Nos encontros com as mulheres descritos pelo evangelista João, a fé é, por isso, uma dinâmica de reconhecimento recíproco: enquanto reconhece a dignidade, o desejo de plenitude e de partilha espiritual e a disponibilidade para a missão das mulheres, Jesus é reconhecido e proclamado Mestre e Senhor por elas. O espaço que, deste modo, se cria no seio da relação permite a Jesus revelar abertamente a sua identidade, coisa que, em João, acontece somente com a Samaritana e com Marta. Em troca do acesso à sua intimidade, Jesus recebe das mulheres uma fidelidade até ao risco de morte e a sua capacidade de ficar com Ele, inclusivamente no momento mais duro, no limiar entre a vida e a morte, quando a maior parte dos homens, assustados, fugiu.
A segunda característica consiste no facto de que o encontro com o Senhor as impele a saírem dos papéis tipicamente femininos: pelo que sabemos, a Samaritana não regulariza a sua posição matrimonial, mas torna-se uma intrépida anunciadora do Evangelho; Maria de Betânia, figura introvertida e silenciosa, «com o gesto da unção realiza uma ação simbólica de carácter profético. Ao contrário do que acontece no Cântico dos Cânticos, não é permitido a Maria Madalena lançar-se para os braços do seu amado reencontrado, mas recebe um anúncio e transmite-o. Em relação a Marta, a narração começa com uma discussão teológica e com a sua confissão de fé, enquanto no segundo episódio ela desempenha um papel menor (…), mas o termo “servir” (diakoneo) poderia implicar um cargo bem mais importante».
O modelo da partilha de responsabilidade e das tarefas
O Evangelho de João, portanto, testemunha, comparativamente a Lucas, a escolha de uma comunidade de viver e anunciar, mulheres e homens juntos, a fé em Jesus Cristo, sem divisões de campos ou apropriação de tarefas. Isso não significa, no entanto, que a presença simultânea de homens e mulheres na Igreja joanina não fosse fonte de tensões dentro e fora da comunidade eclesial. Dessas tensões dá testemunho o próprio Evangelho, quando fala do espanto dos discípulos ao encontrarem Jesus a conversar com uma mulher junto ao poço de Jacob ou quando relata o desacordo de Judas em relação ao gesto da unção em Betânia.
Em suma, não parece que «fosse considerado normal uma discussão teológica entre Jesus e as mulheres e o mesmo se diga da sua atividade como missionárias. O Evangelho de João poderia também querer promover o ideal de uma fraternidade/sororidade entre discípulos no seu comum relacionar-se com Jesus como alternativa a uma comunidade estruturada hierarquicamente.

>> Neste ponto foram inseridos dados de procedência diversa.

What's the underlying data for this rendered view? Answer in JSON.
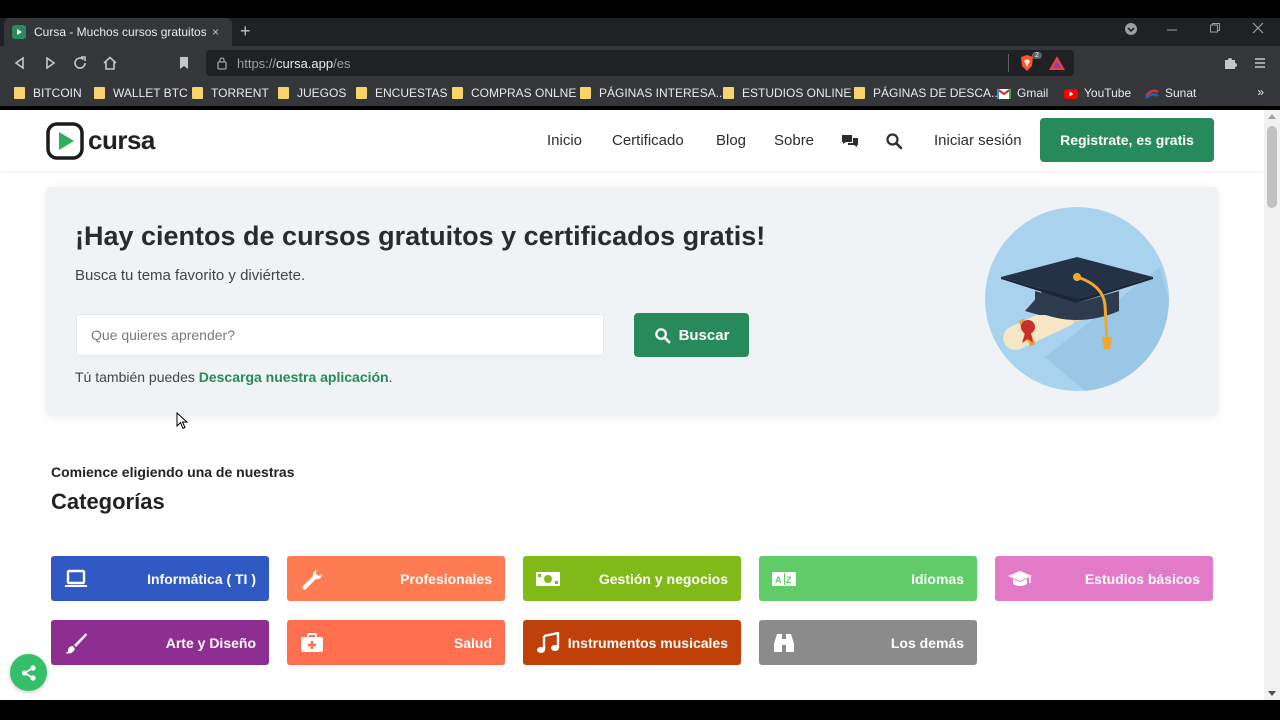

Facto é, porém, que, para o evangelista, semelhante igualdade masculino/feminino é não só uma hipótese como também um auspício».
O único kerigma no poliedro das comunidades de ontem e de hoje
Do ponto de vista estritamente histórico, a presença de mulheres entre os discípulos itinerantes contemporâneos de Jesus é atestada pelos Evangelhos e é considerada verosímil por todos os estudos mais recentes. Trata-se, porém, provavelmente, não de jovens mulheres solteiras, mas de mulheres adultas, livres de obrigações familiares: podiam ser viúvas com filhos adultos ou, então, mulheres casadas que já tinham criado – ou que não tinham tido – filhos a quem os maridos permitiam que deixassem o lar; ou ainda, quem sabe, poderia tratar-se de casais cujos membros seguiam, juntos, Jesus.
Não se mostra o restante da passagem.